第67章 草木萌動(そうもくめばえいずる)


 そう言って長いようで短いキスをして、徹を見送った。電車が見えなくなるまで。

「……バイバイ、またね」私は最後まで手を振った。


 曲が完成し、私は鈴川先生に感想を伺いに赤ワインの手土産を持参して先生の自宅を訪れていた。今日も若くてそれでいて美しい奥様がお茶を出してくれた。
「いいじゃない。素晴らしい」鈴川先生が譜面をしばらく読み込んでからそう言った。
「ありがとうございます。とりあえず完成してよかったです」
「これは季節を題材としているけど、変化が目まぐるしいし、なんだか複雑だね」
「はい。季節も、その時々の人の感情も決して一定ではない。季節の変化と共に歩む人生にはたくさんの分岐がある。どんなに苦しい道を選んでも後悔なく前を向いて歩こう……。そんな願いを込めました」
「へぇ~素敵! 季節を複雑に捉えたのはすごいな……これはリリースするの?」
 リリース……世に出すということ。そんなことは考えてなかった。
「売り物にするとか、考えてなかったですね……」
「これ世に出して広めよう。雨宮さんの記念すべき1作目」
「1作目……」
 先のことは考えていなかった。
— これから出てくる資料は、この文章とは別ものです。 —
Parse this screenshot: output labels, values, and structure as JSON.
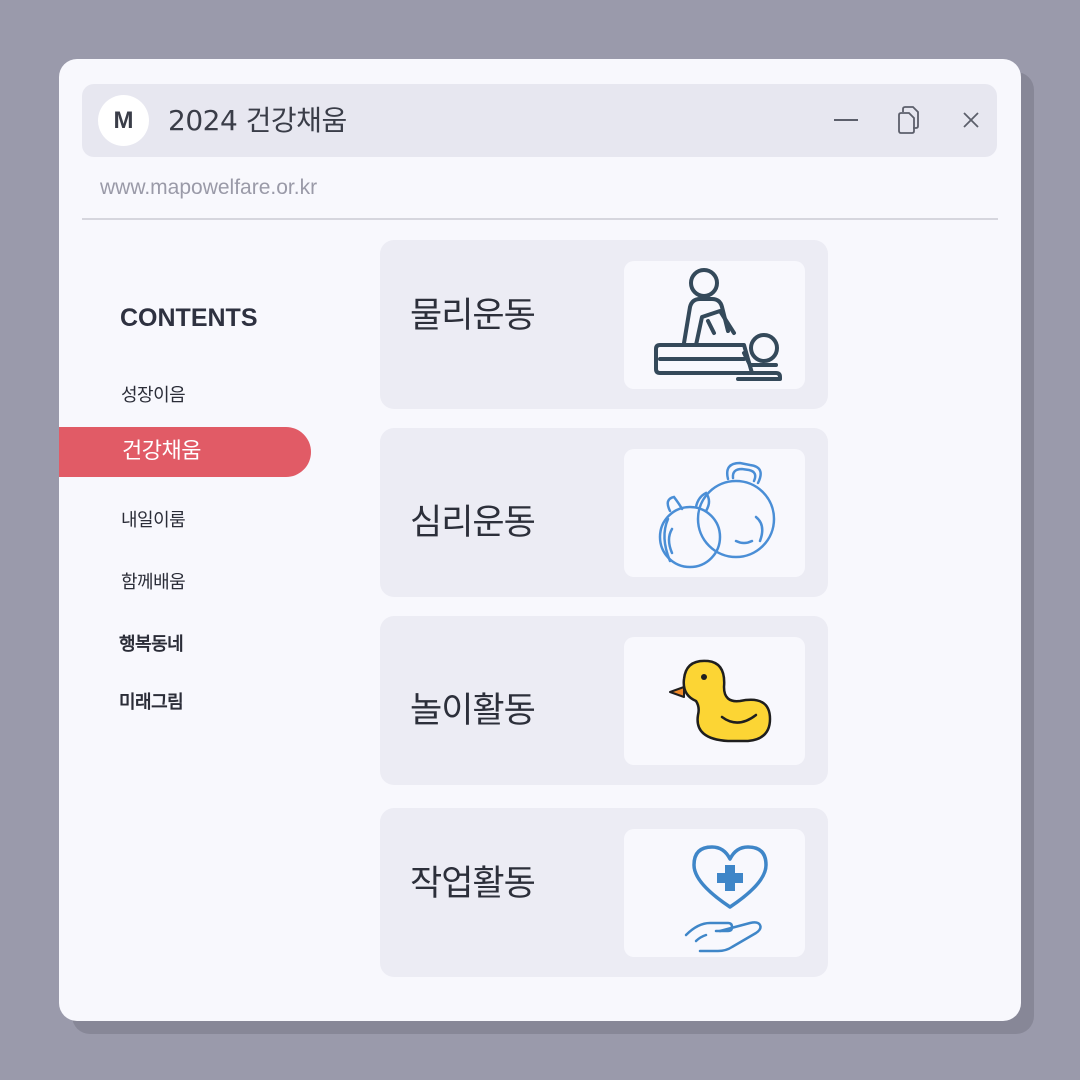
{
  "window": {
    "logo_letter": "M",
    "title": "2024 건강채움",
    "url": "www.mapowelfare.or.kr"
  },
  "sidebar": {
    "heading": "CONTENTS",
    "items": [
      {
        "label": "성장이음"
      },
      {
        "label": "건강채움"
      },
      {
        "label": "내일이룸"
      },
      {
        "label": "함께배움"
      },
      {
        "label": "행복동네"
      },
      {
        "label": "미래그림"
      }
    ],
    "active_color": "#e15b66"
  },
  "cards": [
    {
      "label": "물리운동",
      "icon": "massage-therapy-icon"
    },
    {
      "label": "심리운동",
      "icon": "exercise-balls-icon"
    },
    {
      "label": "놀이활동",
      "icon": "rubber-duck-icon"
    },
    {
      "label": "작업활동",
      "icon": "heart-care-hand-icon"
    }
  ]
}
でも、作曲のスキルがあればAKIみたいにどこでも仕事ができる。
「この曲を演奏して、届けたい人がいるので、その人を感動させられたら、譜面をリリースしてみます」

 あぁ、良かった。一度曲を作り直してからあっという間に完成させた。きっとまだまだ荒削りだけど、今できる精一杯のことはできた。先生からもお墨付きをいただけた。次は演奏して形にする番だ。
 もうすぐ春がやってくる。花が咲く。生き物が活動的になる。春の力を借りて、私はこの音楽をすぐにでも徹に届けたかった。